С 1 марта 1985 года у нас другая, новая жизнь: прошло полтора года. Мы дважды съездили в Венецию, потом на международные совещания в Рим и Милан. Мы ездили в Чикаго для получения американской премии, затем в мае прошлого года в Нью-Йорк, где я читал свои произведения. Мы неоднократно бывали в Швейцарии, в Берне, на международном совещании в защиту прав человека, на котором я много выступал; в Сен-Галле я без конца рисовал, была выставка моих гуашей, из них продано шесть и, помимо них, шестьдесят одна литография, бурная деятельность! Сколько времени потеряно, сколько времени, наверстаю ли я это? Раньше мы были в Саарбрюке, там я говорил, объяснял, защищался; были интервью, на которые я ответил по радио и по телевидению; кроме того, меня спрашивали об искусстве и политике. Моя фотография в полный рост появилась в немецких газетах. Забыл, еще не прошло и года со времени моей «блистательной» дискуссии с Фридрихом Дюрренматтом в Мюнхене. Я выступал на книжной ярмарке во Франкфурте, представляя прошлым летом свои почти полные сочинения на немецком языке. Говорил, говорил. Хорошо говорил. Хромал, хромал, но говорил, язык не спотыкался, память тоже и «ум». Жалею, что в Саарбрюке не использовал возможность высказаться перед студентами: пришлось отменить встречу из-за моего тревожного состояния. Неплохая деятельность для «ослабленного». Я хочу все время доказать себе, жене, другим людям, дочери, что я по-прежнему жив.

* * *


Самые разные идеи и чувства толкутся в моем мозгу, торопясь прорваться к дверям выражения. Бедная правая рука с трудом поспевает за ними, она ус-тает.

* * *

Малышу немного лучше, по словам родителей, которые получают вести из больницы. У него были судороги с эпилептическими осложнениями, и все равно нам говорят, что ему лучше (?). Родители слегка приободрились. Ребенок спеленут в кровати, ему нельзя двигаться. Все ищут причину болезни. Вирус? Анализы за анализами.

* * *

Я пал жертвой, да, жертвой умышленной дезинформации. У меня столько врагов. Критик П. М. сказал мне по телефону, что всему виной политика. Причина в том, что много лет я пишу в «Фигаро» (не только, но в основном в «Фигаро») антикоммунистические статьи. Многие из них вошли в книги «Противоядия» и «Речь о человеке» (в этих двух книгах есть к тому же «реакционные» эссе, опубликованные первоначально в НРФ, типа «Зачем я пишу»). Милан Кундера[199] написал в мою защиту дружеское и теплое письмо[200]: он сказал, что с тех пор, как приехал во Францию, на протяжении уже нескольких лет он слышит только злопыхательство обо мне. Вот несколько фактов, чтобы не создалось впечатления, что у меня мания преследования.

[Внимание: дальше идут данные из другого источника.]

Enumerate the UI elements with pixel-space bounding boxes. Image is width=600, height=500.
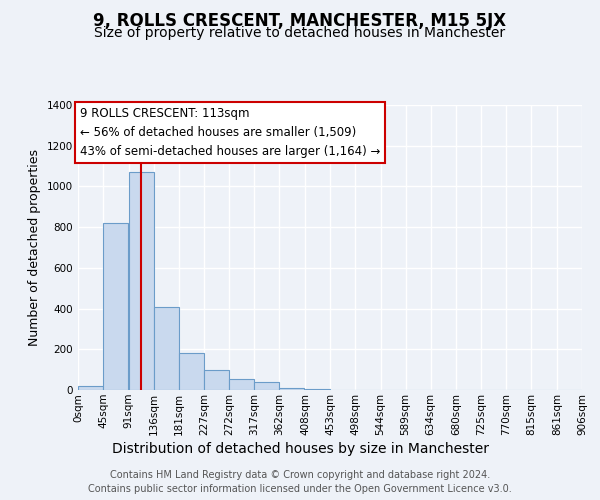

Некий Лардро, человек умственного труда, еще молодой, но не надолго, в прошлом сталинист, потом маоист, теперь антикоммунист и антимаоист, говорил мне, что я не имел права быть «антикоммунистом» до разоблачений, сделанных Солженицыным, а если я все- таки был им, то из корыстных побуждений. Но ведь были и другие свидетели, назову наугад: Суварин[201], Жид, Кравченко (убитый в США сталинистами), Кёстлер (оклеветанный, ошельмованный, Сартр и другие назвали его сволочью и предателем), Панаит Истрати—и сколько еще, тысячи безымянных свидетелей, которых не захотели слушать... Нельзя было быть антикоммунистом, пока «молодые» философы оставались коммунистами, надо было быть вместе с ними сталинистом, маоистом, а сейчас, вслед за ними, сказать, что ошибался: только они—источник истины.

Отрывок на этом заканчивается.